At 2pm it is time to get back to work, weather depending.  There were a few raining afternoons particularly when we first arrived so we planned English and environmentqal lessons for the local primary school.  We went one Friday to teach the grade 1 and 2 classes.  The kids (in class and outside of it) are plentiful, super cute and well behaved.  Unfortunately the following Friday the school was closed due to a funeral. 

We usually finish up at about 5pm and perhaps learn a bit of Capoeira from our guides Claude and Eric.

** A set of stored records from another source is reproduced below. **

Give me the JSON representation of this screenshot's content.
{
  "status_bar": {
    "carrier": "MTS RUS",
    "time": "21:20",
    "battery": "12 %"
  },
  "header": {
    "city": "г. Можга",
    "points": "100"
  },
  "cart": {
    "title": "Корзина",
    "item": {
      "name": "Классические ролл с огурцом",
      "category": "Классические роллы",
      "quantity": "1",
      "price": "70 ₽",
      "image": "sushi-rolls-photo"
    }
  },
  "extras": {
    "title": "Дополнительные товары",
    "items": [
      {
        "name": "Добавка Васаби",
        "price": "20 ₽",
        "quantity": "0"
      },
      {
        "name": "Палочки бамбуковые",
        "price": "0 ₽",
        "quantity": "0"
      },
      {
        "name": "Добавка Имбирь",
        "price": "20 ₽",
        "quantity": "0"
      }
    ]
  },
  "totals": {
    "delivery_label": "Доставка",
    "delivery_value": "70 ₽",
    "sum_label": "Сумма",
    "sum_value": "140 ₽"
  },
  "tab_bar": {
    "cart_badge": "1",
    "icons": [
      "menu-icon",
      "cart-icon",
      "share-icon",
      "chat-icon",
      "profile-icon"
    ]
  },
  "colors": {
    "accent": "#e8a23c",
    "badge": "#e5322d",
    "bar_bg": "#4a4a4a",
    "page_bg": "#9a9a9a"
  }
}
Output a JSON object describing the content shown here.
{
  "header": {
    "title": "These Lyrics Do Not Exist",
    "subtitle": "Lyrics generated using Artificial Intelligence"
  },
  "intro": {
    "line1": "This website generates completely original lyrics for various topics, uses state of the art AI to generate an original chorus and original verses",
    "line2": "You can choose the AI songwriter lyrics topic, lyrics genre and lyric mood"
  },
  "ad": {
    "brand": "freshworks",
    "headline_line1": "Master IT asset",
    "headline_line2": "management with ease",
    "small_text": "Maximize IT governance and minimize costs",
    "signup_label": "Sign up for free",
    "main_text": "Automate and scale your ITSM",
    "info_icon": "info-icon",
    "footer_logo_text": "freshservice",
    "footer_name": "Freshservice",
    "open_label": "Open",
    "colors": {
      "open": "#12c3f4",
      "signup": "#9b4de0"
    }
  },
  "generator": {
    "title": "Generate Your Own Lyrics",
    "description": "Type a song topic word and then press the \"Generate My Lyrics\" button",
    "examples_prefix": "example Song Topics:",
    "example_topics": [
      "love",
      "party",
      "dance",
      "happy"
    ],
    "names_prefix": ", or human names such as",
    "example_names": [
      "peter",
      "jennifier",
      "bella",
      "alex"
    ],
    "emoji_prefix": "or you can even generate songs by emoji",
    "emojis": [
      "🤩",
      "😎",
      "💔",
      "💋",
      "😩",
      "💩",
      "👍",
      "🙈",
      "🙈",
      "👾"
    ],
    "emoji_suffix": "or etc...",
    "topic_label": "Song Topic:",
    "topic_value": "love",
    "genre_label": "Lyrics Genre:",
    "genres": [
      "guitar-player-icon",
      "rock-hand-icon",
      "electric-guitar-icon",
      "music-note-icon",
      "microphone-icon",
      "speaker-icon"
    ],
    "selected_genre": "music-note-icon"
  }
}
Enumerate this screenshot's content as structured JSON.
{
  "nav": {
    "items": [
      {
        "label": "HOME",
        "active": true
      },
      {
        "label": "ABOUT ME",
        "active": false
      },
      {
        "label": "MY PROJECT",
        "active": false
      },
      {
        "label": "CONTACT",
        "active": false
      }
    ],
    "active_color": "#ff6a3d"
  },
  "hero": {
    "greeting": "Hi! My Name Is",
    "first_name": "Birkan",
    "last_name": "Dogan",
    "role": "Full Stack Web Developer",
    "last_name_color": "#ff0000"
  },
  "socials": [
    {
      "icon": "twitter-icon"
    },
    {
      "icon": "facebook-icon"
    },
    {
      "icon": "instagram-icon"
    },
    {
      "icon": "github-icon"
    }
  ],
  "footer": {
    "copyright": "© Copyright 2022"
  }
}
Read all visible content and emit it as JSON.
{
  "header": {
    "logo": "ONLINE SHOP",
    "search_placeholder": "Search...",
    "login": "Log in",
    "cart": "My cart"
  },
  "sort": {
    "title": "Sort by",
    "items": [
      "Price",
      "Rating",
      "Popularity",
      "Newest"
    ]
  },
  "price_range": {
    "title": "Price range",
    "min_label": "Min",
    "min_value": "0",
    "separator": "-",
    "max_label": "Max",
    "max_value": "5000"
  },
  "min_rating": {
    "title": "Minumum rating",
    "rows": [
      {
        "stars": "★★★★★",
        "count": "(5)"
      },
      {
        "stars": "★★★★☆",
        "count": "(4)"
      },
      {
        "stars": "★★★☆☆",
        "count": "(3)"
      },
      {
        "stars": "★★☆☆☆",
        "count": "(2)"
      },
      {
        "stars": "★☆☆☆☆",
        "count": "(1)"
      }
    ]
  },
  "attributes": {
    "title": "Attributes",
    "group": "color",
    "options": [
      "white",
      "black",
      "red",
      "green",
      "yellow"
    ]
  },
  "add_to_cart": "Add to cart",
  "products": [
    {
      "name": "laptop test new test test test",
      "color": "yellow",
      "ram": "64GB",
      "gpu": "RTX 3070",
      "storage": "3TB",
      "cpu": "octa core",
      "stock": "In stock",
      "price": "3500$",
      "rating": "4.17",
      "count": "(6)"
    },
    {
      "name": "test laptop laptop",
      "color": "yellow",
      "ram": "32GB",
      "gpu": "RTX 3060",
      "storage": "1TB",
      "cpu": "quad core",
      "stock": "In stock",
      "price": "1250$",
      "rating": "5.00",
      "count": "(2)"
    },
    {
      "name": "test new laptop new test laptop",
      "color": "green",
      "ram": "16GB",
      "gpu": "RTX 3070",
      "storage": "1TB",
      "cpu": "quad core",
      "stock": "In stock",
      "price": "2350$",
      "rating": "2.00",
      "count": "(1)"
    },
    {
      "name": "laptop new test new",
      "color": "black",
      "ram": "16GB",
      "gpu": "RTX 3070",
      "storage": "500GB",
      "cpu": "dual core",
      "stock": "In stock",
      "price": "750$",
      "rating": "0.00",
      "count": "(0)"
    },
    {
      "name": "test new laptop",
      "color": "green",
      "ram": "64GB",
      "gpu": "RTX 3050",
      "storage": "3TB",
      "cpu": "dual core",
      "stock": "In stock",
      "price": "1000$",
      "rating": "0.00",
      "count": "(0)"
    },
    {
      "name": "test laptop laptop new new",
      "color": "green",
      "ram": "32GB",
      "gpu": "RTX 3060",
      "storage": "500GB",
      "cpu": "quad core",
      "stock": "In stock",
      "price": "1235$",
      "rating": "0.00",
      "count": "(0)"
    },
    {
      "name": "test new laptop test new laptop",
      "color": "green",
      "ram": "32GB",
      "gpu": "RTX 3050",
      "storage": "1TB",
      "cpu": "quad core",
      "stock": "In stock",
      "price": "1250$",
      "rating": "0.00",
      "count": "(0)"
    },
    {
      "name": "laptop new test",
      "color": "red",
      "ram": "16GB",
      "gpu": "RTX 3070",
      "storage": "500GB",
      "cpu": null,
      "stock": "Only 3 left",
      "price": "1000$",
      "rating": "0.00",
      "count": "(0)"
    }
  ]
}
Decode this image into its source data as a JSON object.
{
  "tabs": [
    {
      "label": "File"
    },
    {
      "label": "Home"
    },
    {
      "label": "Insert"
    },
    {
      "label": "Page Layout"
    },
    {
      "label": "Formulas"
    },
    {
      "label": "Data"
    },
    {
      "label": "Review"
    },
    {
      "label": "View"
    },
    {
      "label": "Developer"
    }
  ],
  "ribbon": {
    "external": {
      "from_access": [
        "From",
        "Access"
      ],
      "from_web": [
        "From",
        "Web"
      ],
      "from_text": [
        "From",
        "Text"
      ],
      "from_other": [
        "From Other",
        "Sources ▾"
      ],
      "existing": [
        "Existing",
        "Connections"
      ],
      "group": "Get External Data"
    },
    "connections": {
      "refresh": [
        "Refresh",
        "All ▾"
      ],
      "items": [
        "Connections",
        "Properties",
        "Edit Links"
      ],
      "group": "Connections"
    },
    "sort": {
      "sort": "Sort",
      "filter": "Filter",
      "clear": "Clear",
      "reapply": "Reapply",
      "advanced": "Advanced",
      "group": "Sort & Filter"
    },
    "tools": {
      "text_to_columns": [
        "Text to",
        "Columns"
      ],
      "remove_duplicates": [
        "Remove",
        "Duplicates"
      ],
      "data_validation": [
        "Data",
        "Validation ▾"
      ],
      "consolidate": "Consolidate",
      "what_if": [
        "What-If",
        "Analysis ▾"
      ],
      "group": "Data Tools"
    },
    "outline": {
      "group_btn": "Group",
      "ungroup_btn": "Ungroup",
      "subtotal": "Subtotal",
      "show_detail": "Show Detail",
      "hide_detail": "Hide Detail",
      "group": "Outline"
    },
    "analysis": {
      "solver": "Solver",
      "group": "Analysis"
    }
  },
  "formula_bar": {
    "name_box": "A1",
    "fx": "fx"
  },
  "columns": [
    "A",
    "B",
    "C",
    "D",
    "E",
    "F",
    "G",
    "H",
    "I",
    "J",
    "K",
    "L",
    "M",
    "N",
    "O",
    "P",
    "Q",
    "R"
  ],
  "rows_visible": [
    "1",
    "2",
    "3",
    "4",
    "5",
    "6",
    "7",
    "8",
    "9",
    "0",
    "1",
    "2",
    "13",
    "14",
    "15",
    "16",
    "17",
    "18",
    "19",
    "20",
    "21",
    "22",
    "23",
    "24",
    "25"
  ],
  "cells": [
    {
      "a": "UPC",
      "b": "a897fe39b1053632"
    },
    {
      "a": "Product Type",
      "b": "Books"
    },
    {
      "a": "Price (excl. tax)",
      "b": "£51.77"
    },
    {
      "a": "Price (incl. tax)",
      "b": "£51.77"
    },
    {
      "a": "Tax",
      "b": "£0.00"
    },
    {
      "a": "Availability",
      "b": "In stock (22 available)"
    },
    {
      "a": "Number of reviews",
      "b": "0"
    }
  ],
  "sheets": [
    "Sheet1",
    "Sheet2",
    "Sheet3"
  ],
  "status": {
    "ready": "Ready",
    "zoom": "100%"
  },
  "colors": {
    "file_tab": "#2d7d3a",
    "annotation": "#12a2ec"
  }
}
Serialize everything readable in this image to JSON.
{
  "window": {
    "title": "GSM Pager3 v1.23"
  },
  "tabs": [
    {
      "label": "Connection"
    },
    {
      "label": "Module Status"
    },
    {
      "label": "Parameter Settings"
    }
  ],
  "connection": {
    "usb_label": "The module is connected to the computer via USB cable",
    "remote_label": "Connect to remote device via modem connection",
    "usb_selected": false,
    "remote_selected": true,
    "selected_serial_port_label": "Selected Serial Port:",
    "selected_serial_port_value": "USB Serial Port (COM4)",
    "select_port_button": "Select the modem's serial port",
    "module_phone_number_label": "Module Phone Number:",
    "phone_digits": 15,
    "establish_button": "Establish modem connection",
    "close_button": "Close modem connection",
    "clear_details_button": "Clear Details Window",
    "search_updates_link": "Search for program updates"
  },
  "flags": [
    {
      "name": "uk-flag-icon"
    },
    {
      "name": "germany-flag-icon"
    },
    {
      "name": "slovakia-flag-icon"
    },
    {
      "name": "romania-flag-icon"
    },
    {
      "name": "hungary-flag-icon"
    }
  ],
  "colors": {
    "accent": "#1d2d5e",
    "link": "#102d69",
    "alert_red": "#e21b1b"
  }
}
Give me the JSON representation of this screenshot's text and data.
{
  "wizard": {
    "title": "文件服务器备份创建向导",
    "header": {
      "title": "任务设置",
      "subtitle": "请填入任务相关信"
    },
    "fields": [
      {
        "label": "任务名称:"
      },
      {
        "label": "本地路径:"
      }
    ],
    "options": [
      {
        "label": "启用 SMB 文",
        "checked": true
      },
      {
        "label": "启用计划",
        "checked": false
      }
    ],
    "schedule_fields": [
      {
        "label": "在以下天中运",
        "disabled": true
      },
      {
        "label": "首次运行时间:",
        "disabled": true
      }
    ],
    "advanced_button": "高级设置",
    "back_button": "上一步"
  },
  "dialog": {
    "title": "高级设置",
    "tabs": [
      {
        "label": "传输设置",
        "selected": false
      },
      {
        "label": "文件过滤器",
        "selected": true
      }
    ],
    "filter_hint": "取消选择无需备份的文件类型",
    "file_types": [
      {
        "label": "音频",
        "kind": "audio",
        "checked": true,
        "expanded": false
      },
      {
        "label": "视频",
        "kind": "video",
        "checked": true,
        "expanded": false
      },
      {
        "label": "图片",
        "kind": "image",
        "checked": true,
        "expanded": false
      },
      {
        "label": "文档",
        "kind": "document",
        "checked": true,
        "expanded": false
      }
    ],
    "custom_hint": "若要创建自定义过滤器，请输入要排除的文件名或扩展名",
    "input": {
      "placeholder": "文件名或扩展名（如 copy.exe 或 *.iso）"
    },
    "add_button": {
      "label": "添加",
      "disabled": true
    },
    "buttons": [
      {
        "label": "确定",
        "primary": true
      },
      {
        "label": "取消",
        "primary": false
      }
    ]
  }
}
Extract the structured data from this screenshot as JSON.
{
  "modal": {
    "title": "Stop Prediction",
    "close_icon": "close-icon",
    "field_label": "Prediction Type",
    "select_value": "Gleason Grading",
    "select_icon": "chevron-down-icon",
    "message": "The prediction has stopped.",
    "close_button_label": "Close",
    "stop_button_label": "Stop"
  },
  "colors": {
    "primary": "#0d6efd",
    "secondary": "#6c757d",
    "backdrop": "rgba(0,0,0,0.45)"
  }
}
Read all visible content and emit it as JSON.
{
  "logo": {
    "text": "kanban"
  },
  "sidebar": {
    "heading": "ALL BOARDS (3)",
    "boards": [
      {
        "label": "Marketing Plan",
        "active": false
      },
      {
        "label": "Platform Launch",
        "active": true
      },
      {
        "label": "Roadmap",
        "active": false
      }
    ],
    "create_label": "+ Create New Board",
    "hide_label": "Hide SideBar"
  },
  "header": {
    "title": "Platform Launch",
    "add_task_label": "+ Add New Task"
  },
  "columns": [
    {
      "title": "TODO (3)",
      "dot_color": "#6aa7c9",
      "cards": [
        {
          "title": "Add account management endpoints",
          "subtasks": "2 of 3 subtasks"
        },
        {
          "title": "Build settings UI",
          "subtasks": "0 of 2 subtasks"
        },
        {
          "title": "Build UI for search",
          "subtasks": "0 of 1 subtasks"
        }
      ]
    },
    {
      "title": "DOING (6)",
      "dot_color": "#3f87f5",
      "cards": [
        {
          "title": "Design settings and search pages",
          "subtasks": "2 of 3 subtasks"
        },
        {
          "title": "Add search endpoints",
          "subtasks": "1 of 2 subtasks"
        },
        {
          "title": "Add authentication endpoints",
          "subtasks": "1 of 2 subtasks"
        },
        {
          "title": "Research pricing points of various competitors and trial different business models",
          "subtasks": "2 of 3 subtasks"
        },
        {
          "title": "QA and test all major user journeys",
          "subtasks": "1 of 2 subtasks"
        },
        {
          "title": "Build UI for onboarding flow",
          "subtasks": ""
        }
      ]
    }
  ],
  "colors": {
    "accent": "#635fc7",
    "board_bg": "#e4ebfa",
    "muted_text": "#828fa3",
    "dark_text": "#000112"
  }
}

Then it is time to hit the showers, or rather carry or bucket of well water into the field where some poles and plastic offer a little privacy.  Personally I think privacy is a bit overrated and prefer the third shower with views of the creek (the preferred washing place for some - in a spot I can see quite clearly from my tent but not from the shower).

Reasonably clean it is time for more reading and chatting and perhaps a well deserved room temperature (more than 20°C) THB - Three Horse Beer, a Malagasy Pilsner.  During the day, whistling and iPods and the speaker when it is charged are popular (there some good solar panels around), but in the evening the camp is often enlivened by the sound of guitar, bongo and singing.  Dinner could be spaghetti or rice with one of pumpkin, freshly killed chicken, vegetables or if we are lucky fish (could be from a nearby river or carried 15km from the coast) or zebu.  We are very spoilt by the kitchen team and while monotonous and simple the food is really good, so good that when we ate out at a restaurant in Mahatalaky we were disappointed.   Most nights we have pineapple for desert.  The pineapples here are truly amazing, very sweet and juicy and cost only 800 Ariary (25p). 

After dinner, we might have a game of cards or dice before bed time which I consider to be anytime after 7.30pm.  Back in my tent I use my light to lure the bugs that somehow got in during the course of the day so that I can kill them and sleep easy.  The inner of my tent is like a bug graveyard which you would think would serve as a warning to the others...

Health

So far the Pioneers, our guide and coordinator (12 people) have endured:
  • (I have been badly hit by) an epic 8 day bout of diarrohea, a cold, a burnt finger, a pinapple thorn lodged in my hand and on the same day, stinging sugar cane hairs in the elbow;
  • (most of us have had) some combination of mozzie bites, cuts, scratches and bruises;
  • constipation;
  • vomitting and diarrohea;
  • sunburn with blistering and peeling;
  • a painful bite to the ankle that became massively swollen and weepy;
  • splinters;
  • 4 parasy (jiggers)
  • 4 nails were trod on, 3 times saved by hiking boots but flip flops did not save the 4th; and
  • a spider bite that was not particularly nasty, but scary as the culprit was a black spider and the bite happened less than 2 hours after a black widow was found in the middle of the construction site (on a brick our guide Yvon was holding).
That does sound like quite a bit, but none of it was not too serious and no doctors were called.